3.4. Validation of Gene Expression by Using RT-qPCR

Nine genes involved in pathways of ribosomal (RPLP2, MRPL23, NHP2, RPL22L1) and oxidative phosphorylation (NDUFV1, COX7B, ATP5MF, ATP6V1A, NDUFA6) were selected for validation by RT-qPCR. Their results showed that, compared with PC ducks, B. subtilis increased the expression of RPLP2, MRPL23, NHP2, RPL22L1, NDUFV1, COX7B, ATP5MF, NDUFA6 and decreased the expression of ATP6V1A to varying degrees. The changes in the relative expression levels of the RT-qPCR showed similar trends to the transcriptome-sequencing analyses (Figure 7), suggesting that the RNA-Seq data are reliable.

4. Discussion

Colibacillosis is the most common infectious bacterial disease of poultry that may cause host health damage and loss of production. Antibiotics are effective in the treatment of avian colibacillosis due to the large-scale use of antibiotic growth promoters (AGP), which has caused drug residues and resistance, and threatened food safety. B. subtilis is a kind of probiotic and a potential alternative to AGP, which can improve growth performance and gut health and even resist pathogenic bacteria. Therefore, the current study was designed to investigate the effects of the probiotic B. subtilis L6 on duck health compared with AGP. Our results showed that E. coli O88 decreased the body weight of ducks, but the supplementation of virginiamycin and B. subtilis improved the growth performance of ducks challenged with E. coli., and there was no significant difference between them. This is consistent with previous studies that E.coli infection reduces productivity by threatening host health [16], but B. subtilis or its fermented products could alleviate the adverse effects on the growth performance of broilers challenged with LPS or E. coli [28,29].

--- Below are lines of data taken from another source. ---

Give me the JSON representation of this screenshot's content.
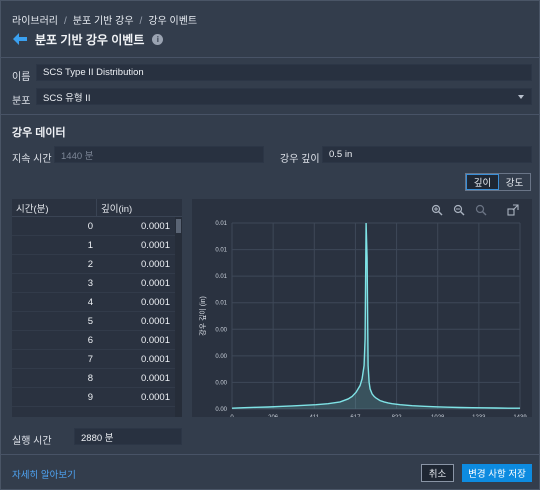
{
  "breadcrumb": [
    "라이브러리",
    "분포 기반 강우",
    "강우 이벤트"
  ],
  "page_title": "분포 기반 강우 이벤트",
  "info_icon": "i",
  "form": {
    "name_label": "이름",
    "name_value": "SCS Type II Distribution",
    "dist_label": "분포",
    "dist_value": "SCS 유형 II"
  },
  "rain": {
    "section": "강우 데이터",
    "duration_label": "지속 시간",
    "duration_value": "1440 분",
    "depth_label": "강우 깊이",
    "depth_value": "0.5 in",
    "tab_depth": "깊이",
    "tab_intensity": "강도"
  },
  "table": {
    "headers": [
      "시간(분)",
      "깊이(in)"
    ],
    "rows": [
      [
        "0",
        "0.0001"
      ],
      [
        "1",
        "0.0001"
      ],
      [
        "2",
        "0.0001"
      ],
      [
        "3",
        "0.0001"
      ],
      [
        "4",
        "0.0001"
      ],
      [
        "5",
        "0.0001"
      ],
      [
        "6",
        "0.0001"
      ],
      [
        "7",
        "0.0001"
      ],
      [
        "8",
        "0.0001"
      ],
      [
        "9",
        "0.0001"
      ]
    ]
  },
  "run_time": {
    "label": "실행 시간",
    "value": "2880 분"
  },
  "footer": {
    "link": "자세히 알아보기",
    "cancel": "취소",
    "save": "변경 사항 저장"
  },
  "colors": {
    "accent": "#0d8be0",
    "series": "#7fe3e6"
  },
  "chart_data": {
    "type": "area",
    "xlabel": "시간 (분)",
    "ylabel": "강우 깊이 (in)",
    "x_ticks": [
      "0",
      "206",
      "411",
      "617",
      "822",
      "1028",
      "1233",
      "1439"
    ],
    "y_ticks": [
      "0.00",
      "0.00",
      "0.00",
      "0.00",
      "0.01",
      "0.01",
      "0.01",
      "0.01"
    ],
    "xlim": [
      0,
      1439
    ],
    "ylim": [
      0,
      0.0111
    ],
    "grid": true,
    "series": [
      {
        "x": [
          0,
          60,
          120,
          180,
          240,
          300,
          360,
          420,
          480,
          540,
          580,
          600,
          620,
          640,
          650,
          660,
          665,
          670,
          675,
          680,
          685,
          690,
          700,
          710,
          720,
          740,
          760,
          780,
          800,
          840,
          900,
          960,
          1020,
          1080,
          1140,
          1200,
          1260,
          1320,
          1380,
          1439
        ],
        "values": [
          5e-05,
          8e-05,
          0.0001,
          0.00012,
          0.00015,
          0.00018,
          0.00022,
          0.00026,
          0.00032,
          0.00042,
          0.0006,
          0.00075,
          0.001,
          0.0014,
          0.0018,
          0.0026,
          0.0042,
          0.0111,
          0.009,
          0.0026,
          0.0016,
          0.0012,
          0.0009,
          0.00075,
          0.00065,
          0.0005,
          0.00042,
          0.00036,
          0.00032,
          0.00026,
          0.0002,
          0.00016,
          0.00013,
          0.00011,
          9e-05,
          8e-05,
          7e-05,
          6e-05,
          5e-05,
          5e-05
        ]
      }
    ]
  }
}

The pathogenic E. coli could cause septic multiple organ inflammation and injury. Serum biochemical indexes are closely related to metabolism, in which ALB and GLB are the two major components of serum proteins. The albumin level represents the systemic inflammatory response and appears to be used as biomarkers of kidney or liver damage. The globulin level is associated with chronic inflammation and participates in the process of inflammation response [30]. The A/G ratio reflects the immune response capacity of the body, and the decrease in the ratio indicates the presence of immunologic injury [31]. LPS is the main outer component of E. coli and is also an important virulence factor for E. coli infection, which can cause oxidativee stress and immune response, seriously threatening the immune system of the host [32,33,34]. In the current study, B. subtilis alleviates the negative impacts of E. coli. In support of these findings, Manafi and Erinle reported that probiotics could play an active role in the regulation of serum biochemical parameters through multiple mechanisms when broilers were challenged with E. coli [20,33]. As the gram-negative bacterial cell wall component [35], LPS may leak into the bloodstream through the damaged intestinal mucosa [36], providing opportunities for the invasion of harmful metabolites and pathogens, consequently, triggering a robust systemic inflammatory response [37]. We found that pathogenic E.coli increased the levels of LPS in the serum, but this negative impact was well alleviated by B. subtilis, which suggested that specific probiotic strains could decrease LPS and maintain immune homeostasis.

The oxidative stress is caused by an imbalance between the antioxidant and pro-oxidative systems [38]. The T-SOD, T-AOC activity and MDA level are the main indices to evaluate the oxidation state of the body. Of these, T-SOD can regulate the balance in vivo through enzymatic reactions [39]. The T-AOC reflects the ability of the non-enzymatic antioxidant defense system [40]. MDA is an end product of lipid peroxidation and also a biomarker of oxidative stress [41]. It was reported that the pathogenic microorganism’s infection or LPS induced oxidative stress [42], while probiotics may enhance antioxidant defenses in tissues [43]. In the present study, the decrease in T-AOC and T-SOD activities and the increase in MDA concentration of the PC group indicated that the E. coli infection caused oxidative stress reactions in ducks. Conversely, B. subtilis alleviated the changes in the biomarker of oxidative stress, which might be due to the fact that B. subtilis counteracted oxidative stresses by promoting the early innate immune system [44]. In terms of the mechanism explanation, it is possible that B. subtilis competes with E. coli for attachment sites and nutrients in the intestine and reduces the initialization step of oxidative stress caused by E. coli. Moreover, B. Subtilis may also play some role in the repair of oxidative lesions [45,46].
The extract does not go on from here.